Taking the positives out of a negative situation

02 March 2017 | Author: Aaron


This week, Amazon Web Services (AWS) reported problems with S3 in their US-East-1 region that was affecting their customers that use that region. The usual ‘online chaos’ headlines quickly appeared, making AWS hit the news.

As issues go, a problem with a fundamental tool like S3 will always appear greater than it is – because it affects so many users.

Our own monitoring at base2Services alerted our US team to the issue. This enabled them to contact customers and proactively review potential impacts.

AWS were very proactive about the issue. We were soon contacted by an AWS Solutions Architect who alerted us straight away to start discussing solutions.

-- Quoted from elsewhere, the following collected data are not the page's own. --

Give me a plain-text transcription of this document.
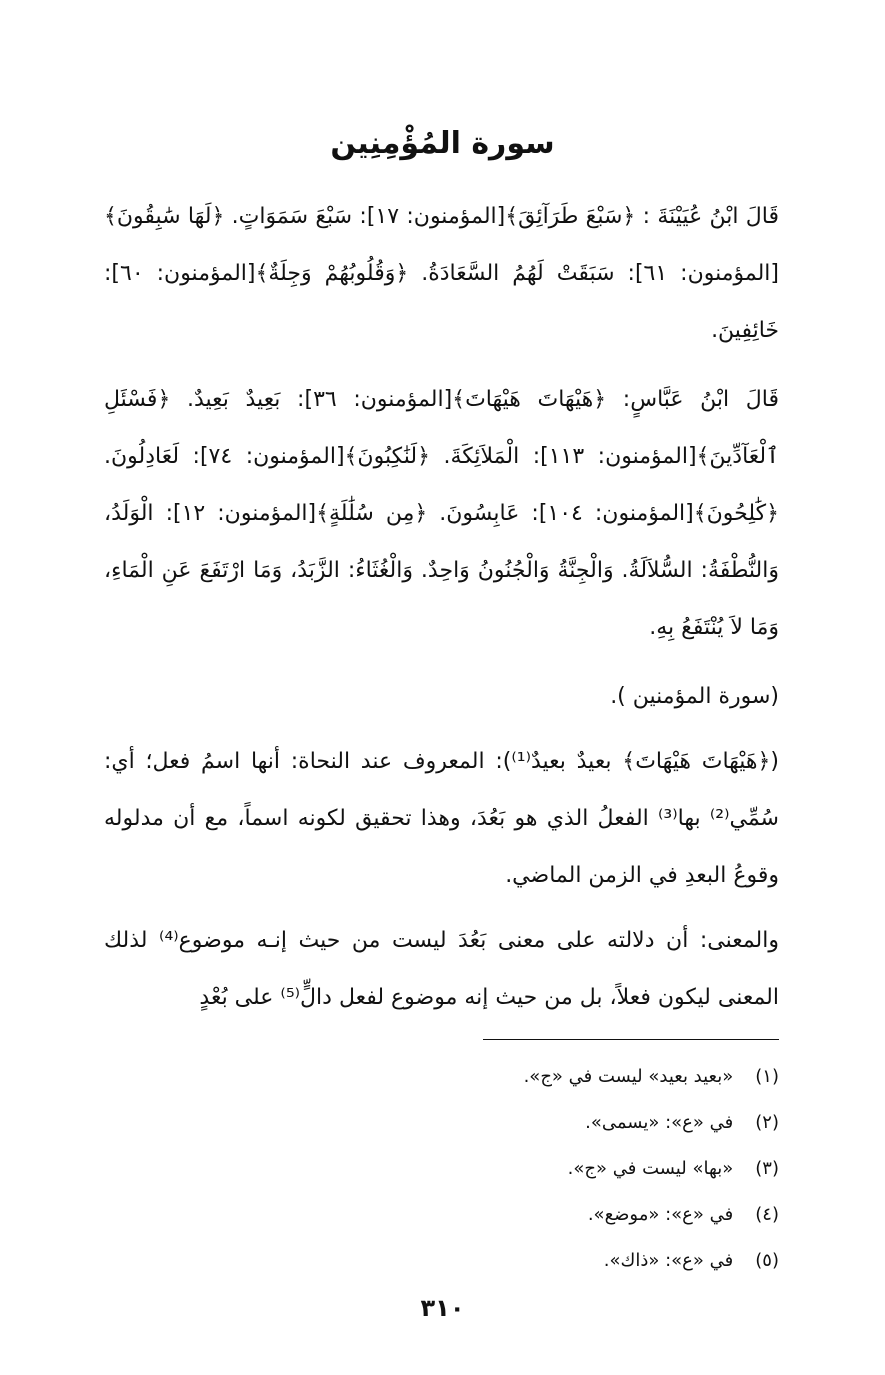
سورة المُؤْمِنِين

قَالَ ابْنُ عُيَيْنَةَ : ﴿سَبْعَ طَرَآئِقَ﴾[المؤمنون: ١٧]: سَبْعَ سَمَوَاتٍ. ﴿لَهَا سَٰبِقُونَ﴾[المؤمنون: ٦١]: سَبَقَتْ لَهُمُ السَّعَادَةُ. ﴿وَقُلُوبُهُمْ وَجِلَةٌ﴾[المؤمنون: ٦٠]: خَائِفِينَ.

قَالَ ابْنُ عَبَّاسٍ: ﴿هَيْهَاتَ هَيْهَاتَ﴾[المؤمنون: ٣٦]: بَعِيدٌ بَعِيدٌ. ﴿فَسْئَلِ ٱلْعَآدِّينَ﴾[المؤمنون: ١١٣]: الْمَلاَئِكَةَ. ﴿لَنَٰكِبُونَ﴾[المؤمنون: ٧٤]: لَعَادِلُونَ. ﴿كَٰلِحُونَ﴾[المؤمنون: ١٠٤]: عَابِسُونَ. ﴿مِن سُلَٰلَةٍ﴾[المؤمنون: ١٢]: الْوَلَدُ، وَالنُّطْفَةُ: السُّلاَلَةُ. وَالْجِنَّةُ وَالْجُنُونُ وَاحِدٌ. وَالْغُثَاءُ: الزَّبَدُ، وَمَا ارْتَفَعَ عَنِ الْمَاءِ، وَمَا لاَ يُنْتَفَعُ بِهِ.

(سورة المؤمنين ).

(﴿هَيْهَاتَ هَيْهَاتَ﴾ بعيدٌ بعيدٌ⁽¹⁾): المعروف عند النحاة: أنها اسمُ فعل؛ أي: سُمِّي⁽²⁾ بها⁽³⁾ الفعلُ الذي هو بَعُدَ، وهذا تحقيق لكونه اسماً، مع أن مدلوله وقوعُ البعدِ في الزمن الماضي.

والمعنى: أن دلالته على معنى بَعُدَ ليست من حيث إنـه موضوع⁽⁴⁾ لذلك المعنى ليكون فعلاً، بل من حيث إنه موضوع لفعل دالٍّ⁽⁵⁾ على بُعْدٍ

(١) «بعيد بعيد» ليست في «ج».
(٢) في «ع»: «يسمى».
(٣) «بها» ليست في «ج».
(٤) في «ع»: «موضع».
(٥) في «ع»: «ذاك».
٣١٠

The impact on our clients was relatively minor. All our customers’ sites are cached via CloudFront, so to the end user, everything appeared and worked as expected, with some mild impact on streaming videos.

For our clients, the only real issue was the inconvenience of not being able to make updates or deployments. Overall, there was no downtime to their services.

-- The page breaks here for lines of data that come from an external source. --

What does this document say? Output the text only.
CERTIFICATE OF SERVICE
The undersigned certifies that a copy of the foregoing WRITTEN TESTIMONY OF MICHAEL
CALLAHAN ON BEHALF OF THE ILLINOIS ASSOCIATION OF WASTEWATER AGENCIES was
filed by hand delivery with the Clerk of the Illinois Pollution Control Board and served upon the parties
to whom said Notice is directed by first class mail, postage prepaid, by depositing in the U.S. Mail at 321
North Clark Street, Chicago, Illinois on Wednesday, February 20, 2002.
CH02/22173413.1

When outage issues happen, a lot of people panic, and discussion inevitably moves to cloud versus physical infrastructure.

In reality, outages, even though rare, are going to happen. In our experience the Cloud is still a far more stable environment than physical infrastructure. As an industry we continue to evolve, and incidents like this provide us with a chance to learn, adapt and respond. Had this same issue happened three years ago, the impact would have been far greater.

In this instance this week, the Personal Help Dashboard launched by AWS last year at re:Invent Las Vegas, proved pivotal in identifying the exact resources being impacted. This enabled us to isolate problems, react accordingly, and reduce impact.

We look upon any issue as an opportunity to analyse where we can improve. We will be integrating the Personal Help Dashboard more and more into our monitoring to further enhance our system.

If you have any questions or wish to discuss DevOps as a Service, please contact us.

Update 3rd March 2017

AWS released a full statement detailing the human error behind the outage, and apologising for the effects on its clients.